Posted on 27-10-2015 by Employees of the Dutch Mammal Society: Sil Westra, Wesley Overman, Ellen van Norren


Every day after the hike at around 11 am we went to find bats during the day. With a big antenna hanging out of the car, we drove miles and miles to pick up the signal from the 2 bats with a transmitter. We still hope to find them, but until now we didn’t pick up the signal, which can be picked up from 2 km. In fact that is the size of the whole island when you are in the middle of the island… We still asume that the bats are in a cave somewhere. So after some days we started to ask everybody on the island to give us details on locations of caves. The iguana researchers Tim and Thijs told us about a cave near Boven National Park. One of us was small enough to enter the cave, but we only found goats (bones). We did collect some guano (bat poop). STENAPA (St. Eustatius National Parks) brought us to a sea cave on the north of the island. Unfortunately, the sea was too rough to enter the sea caves. But these caves are very worthwhile investigating, because they can be home to fish-catching bats (noctilius), which is an unknown species for Statia until now. 

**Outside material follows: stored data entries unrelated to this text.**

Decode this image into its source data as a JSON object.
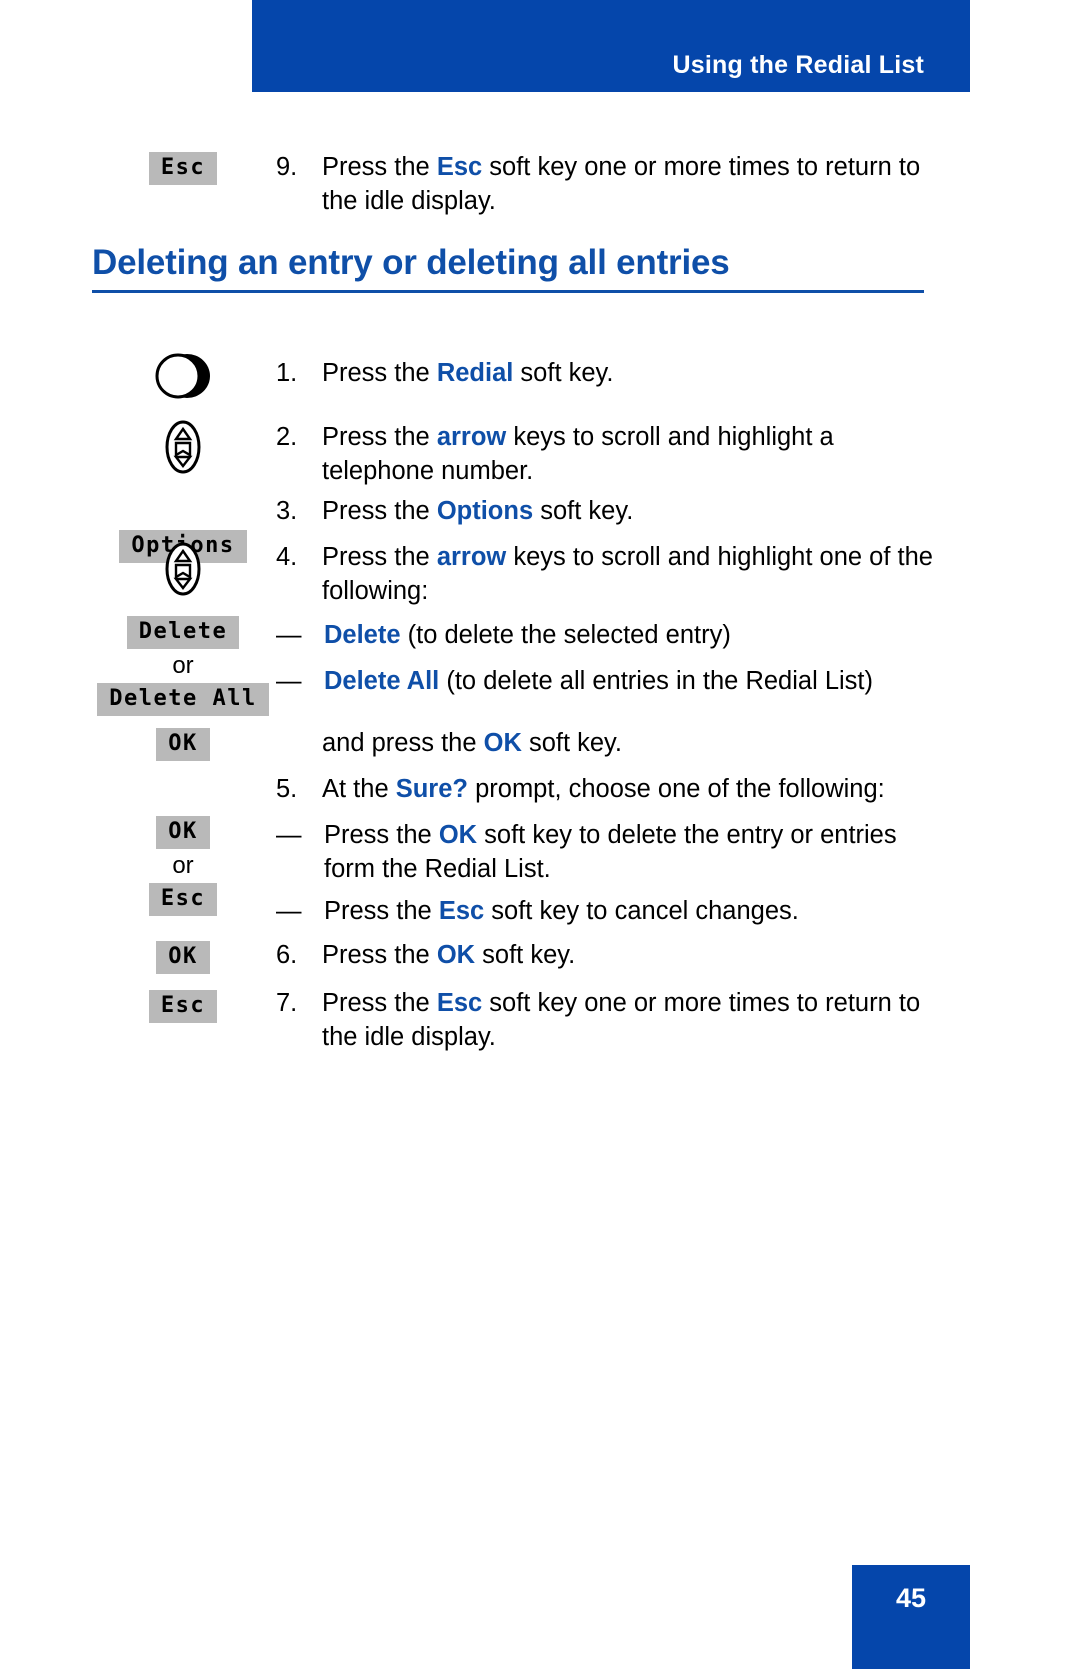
{
  "header": {
    "title": "Using the Redial List",
    "bar_color": "#0546ab"
  },
  "heading": {
    "text": "Deleting an entry or deleting all entries",
    "color": "#0f4fa8"
  },
  "footer": {
    "page_number": "45",
    "bar_color": "#0546ab"
  },
  "labels": {
    "or": "or"
  },
  "softkeys": {
    "esc": "Esc",
    "options": "Options",
    "delete": "Delete",
    "delete_all": "Delete All",
    "ok": "OK"
  },
  "icons": {
    "phone_key": "phone-key-icon",
    "navigation_key": "navigation-arrow-key-icon"
  },
  "steps": [
    {
      "number": "9.",
      "prefix": "Press the ",
      "keyword": "Esc",
      "suffix": " soft key one or more times to return to the idle display."
    },
    {
      "number": "1.",
      "prefix": "Press the ",
      "keyword": "Redial",
      "suffix": " soft key."
    },
    {
      "number": "2.",
      "prefix": "Press the ",
      "keyword": "arrow",
      "suffix": " keys to scroll and highlight a telephone number."
    },
    {
      "number": "3.",
      "prefix": "Press the ",
      "keyword": "Options",
      "suffix": " soft key."
    },
    {
      "number": "4.",
      "prefix": "Press the ",
      "keyword": "arrow",
      "suffix": " keys to scroll and highlight one of the following:"
    },
    {
      "number": "5.",
      "prefix": "At the ",
      "keyword": "Sure?",
      "suffix": " prompt, choose one of the following:"
    },
    {
      "number": "6.",
      "prefix": "Press the ",
      "keyword": "OK",
      "suffix": " soft key."
    },
    {
      "number": "7.",
      "prefix": "Press the ",
      "keyword": "Esc",
      "suffix": " soft key one or more times to return to the idle display."
    }
  ],
  "sub_items": {
    "delete_option": {
      "dash": "—",
      "keyword": "Delete",
      "suffix": " (to delete the selected entry)"
    },
    "delete_all_option": {
      "dash": "—",
      "keyword": "Delete All",
      "suffix": " (to delete all entries in the Redial List)"
    },
    "and_press_ok": {
      "prefix": "and press the ",
      "keyword": "OK",
      "suffix": " soft key."
    },
    "ok_choice": {
      "dash": "—",
      "prefix": "Press the ",
      "keyword": "OK",
      "suffix": " soft key to delete the entry or entries form the Redial List."
    },
    "esc_choice": {
      "dash": "—",
      "prefix": "Press the ",
      "keyword": "Esc",
      "suffix": " soft key to cancel changes."
    }
  }
}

After some sleep during the day and a warm dinner we went on organizing permission to catch bats at swimming pools, finding bats during the day, processing results from cameras and mistnets.

What we also brought from home were live traps. Around the hotel we set up 10 live traps that we checked every morning and evening, which sometimes was a bit difficult in our planning. That was also the reason we didn’t set up more live traps: one has to be sure that the live traps are checked twice a day. We have been catching some black rats (Rattua rattus) and ground lizards (ameiva erythrocephala).

 

Until the penultimate day, the species of wild mammals that we have caught: Jamaican fruitbat (Artibeus jamaicensis), Lesser Antillian fruitbat (Brachyphylla cavernarum), Velvety Free-tailed bat (Molussus molussus), black rat (Rattus rattus). Well, that is to say: we have been catching parasites on the bats. These might be new species for the island!

 

With 7 litres of water per person, food for 2 days, a hammock, the mistnet poles and a box with research material we hiked to the crater of the Quill. That is a lot of kilos at 35 degrees Celcius. But it was worth it: on the rim of the crater we saw dozens of bats flying over our heads to the crater at sunset. 

At 8pm the big surprise was in the net: the fourth (and last) species known to the island, being a kind of treebat (Ardops Nichollsi) and besides that a new species to the island! It is just like you get a small present out of the wrapping paper… A small bat with a long tongue. A noseleaf and ears. It is the Monophyllus plethodon, a species known to the surrounding islands, but not from Statia.

The next morning we got a desert: at sundawn in the crater we saw a ‘butterfly’ in the shape of a bat. It can bet he Mexican funnel-eared bat (Natalus stramineus), also known to the surrounding islands.

In one day from 3 to 6 species, that is a great finish!